The next generation of therapeutics for chronic kidney disease

Abstract

Chronic kidney disease (CKD) represents a leading cause of death in the United States. There is no cure for this disease, with current treatment strategies relying on blood pressure control through blockade of the renin-angiotensin system. Such approaches only delay the development of end-stage kidney disease and can be associated with serious side effects. Recent identification of several novel mechanisms contributing to CKD development - including vascular changes, loss of podocytes and renal epithelial cells, matrix deposition, inflammation and metabolic dysregulation - has revealed new potential therapeutic approaches for CKD. This Review assesses emerging strategies and agents for CKD treatment, highlighting the associated challenges in their clinical development.

Figure 1. Targeting the renin angiotensin aldosterone system

Schematic representation of the renin angiotensin aldosterone system.
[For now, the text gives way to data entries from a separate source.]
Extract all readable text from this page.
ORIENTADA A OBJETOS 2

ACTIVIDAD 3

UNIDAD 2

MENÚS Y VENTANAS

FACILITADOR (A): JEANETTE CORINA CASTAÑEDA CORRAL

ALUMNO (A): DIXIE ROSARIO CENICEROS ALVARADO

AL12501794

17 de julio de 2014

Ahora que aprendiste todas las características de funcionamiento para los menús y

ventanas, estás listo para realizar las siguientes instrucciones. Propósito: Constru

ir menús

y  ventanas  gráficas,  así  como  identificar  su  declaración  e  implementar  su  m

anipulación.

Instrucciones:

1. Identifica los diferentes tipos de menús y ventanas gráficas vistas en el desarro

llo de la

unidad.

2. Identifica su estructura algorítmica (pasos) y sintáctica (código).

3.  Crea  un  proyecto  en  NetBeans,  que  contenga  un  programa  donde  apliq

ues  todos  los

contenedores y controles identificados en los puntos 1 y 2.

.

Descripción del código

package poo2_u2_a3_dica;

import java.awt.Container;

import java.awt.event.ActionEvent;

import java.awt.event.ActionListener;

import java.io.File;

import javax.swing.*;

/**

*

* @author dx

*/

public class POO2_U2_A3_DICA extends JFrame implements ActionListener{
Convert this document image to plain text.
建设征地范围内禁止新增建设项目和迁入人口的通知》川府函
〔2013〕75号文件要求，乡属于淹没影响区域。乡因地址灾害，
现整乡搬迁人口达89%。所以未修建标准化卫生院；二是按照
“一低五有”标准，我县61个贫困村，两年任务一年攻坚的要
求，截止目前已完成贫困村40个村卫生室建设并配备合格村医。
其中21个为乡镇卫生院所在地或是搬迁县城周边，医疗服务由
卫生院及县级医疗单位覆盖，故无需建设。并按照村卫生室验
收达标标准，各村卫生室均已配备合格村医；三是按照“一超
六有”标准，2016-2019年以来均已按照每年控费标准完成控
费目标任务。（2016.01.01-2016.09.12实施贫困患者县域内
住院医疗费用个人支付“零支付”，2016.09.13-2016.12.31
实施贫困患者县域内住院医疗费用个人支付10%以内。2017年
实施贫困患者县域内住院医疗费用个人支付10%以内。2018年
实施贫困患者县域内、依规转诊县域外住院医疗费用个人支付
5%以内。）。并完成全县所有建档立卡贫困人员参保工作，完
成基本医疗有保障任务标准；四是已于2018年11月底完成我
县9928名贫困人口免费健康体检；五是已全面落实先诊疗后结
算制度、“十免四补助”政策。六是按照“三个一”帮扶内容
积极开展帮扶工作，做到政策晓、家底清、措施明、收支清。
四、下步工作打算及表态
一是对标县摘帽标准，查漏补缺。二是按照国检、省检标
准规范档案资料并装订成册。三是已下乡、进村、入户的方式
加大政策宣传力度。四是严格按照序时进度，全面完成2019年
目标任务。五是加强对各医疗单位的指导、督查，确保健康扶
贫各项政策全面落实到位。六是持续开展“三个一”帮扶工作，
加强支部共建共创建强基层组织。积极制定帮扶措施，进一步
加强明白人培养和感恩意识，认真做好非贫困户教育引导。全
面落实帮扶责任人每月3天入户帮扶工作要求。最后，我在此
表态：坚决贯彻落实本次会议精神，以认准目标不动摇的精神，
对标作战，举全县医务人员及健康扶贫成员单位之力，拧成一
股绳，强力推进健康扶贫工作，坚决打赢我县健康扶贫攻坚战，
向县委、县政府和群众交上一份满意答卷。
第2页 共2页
Renin converts angiotensinogen to Angiotensin I and the angiotensin converting enzyme converts angiotensin I to angiotensin II. Renin inhibitors block renin, ACEI block ACE, AT1R block angiotensin action on the receptor while mineralocorticoid antagonists inhibit aldosterone.

Figure 2. Targeting the glomerulus in the treatment of CKD

A. The left of the figure depicts the normal glomerulus with endothelial cells, glycocalyx, basement membrane and podocytes shown. The boxes illustrate the different abnormalities observed in CKD and potential therapeutic strategies and agents to target them. For endothelial cells, these include: loss of glycocalyx targeted by sulodexide, increased endothelin 1A signaling blocked by Atrasertan, decreased VEGF expression and increased B7-1 expression targeted by Abatacept. For podocytes, these include podocyte loss by detachment and apoptosis targeted by ROS inhibitors, FAK inhibitors or integrin inhibitors, increased dynamin oligomerization and cytoskeletal changes targeted by BisT23, Podocyte hypertrophy by increased mTOR and LKB1 targeted by rapamycin, and podocyte dedifferentiation by increased Wnt and Notch signaling targeted by lithium and gamma secretase inhibitors. B. PAS stained kidney sections from a patient with diabetic glomerulosclerosis. Note the increased pink matrix materials, indicative of glomerulosclerosis and the obliterated glomerular capillaries.

Figure 3. Targeting tubulointerstitial fibrosis in the treatment of CKD

A. Normal (healthy) renal tubule cross-section versus B. tubulointerstitium in CKD. Several therapeutic targets are shown including: increased TGFb signaling blocked by neutralizing antibody CAT-192, blocking latent TGFb by inhibiting alphavbeta6 with STX 100 antibody, tubule dedifferentiation and proinflammatory phenotype by increasing JAK and Notch signaling (blocked by gamma secretase inhibitor or baricitinib), increased TNFa and MCP1 levels, increased complement activation, collagen cross-linking by LoxL2, and increased GLi2 and Wnt signaling in fibroblasts leading to activated myofibroblast accumulation. B. PAS stained human kidney section from a patient with diabetic kidney disease. Note the increased interstitial matrix, the increase in myofibroblasts and inflammatory cells and tubule cell dedifferentiation.

Figure 4. Metabolic alterations in CKD

Metabolic dysregulation, particularly poor glucose control, is associated with the development of diabetic nephropathy. Key factors contributing to disease development include increased SGLT2 mediated glucose uptake and increased mitochondrial and plasma membrane ROS generation . In addition, fatty acid oxidation is decreased due to loss of nuclear receptor activity of PPARA, RXR, PPARGC1A, LXR/FXR and their upstream regulator AMPK, LKB1 and miR 21. Effects of metabolic fluctuations are long lasting as they can influence the epigenome; cytosine methylation and histone acetylation. Agents being investigated, which target many of these alterations, including: empagliflozin, dapaglifozin and canagliflozin that block SGLT1, GTK137831 that blocks NOX4, 5Aza that blocks cytosine methylation, HDAC inhibitors that block histone acyltransferases, miR21 and fibrates that activate PPARA, and GW3965 that blocks LXR/FXR, are shown in the red and green boxes.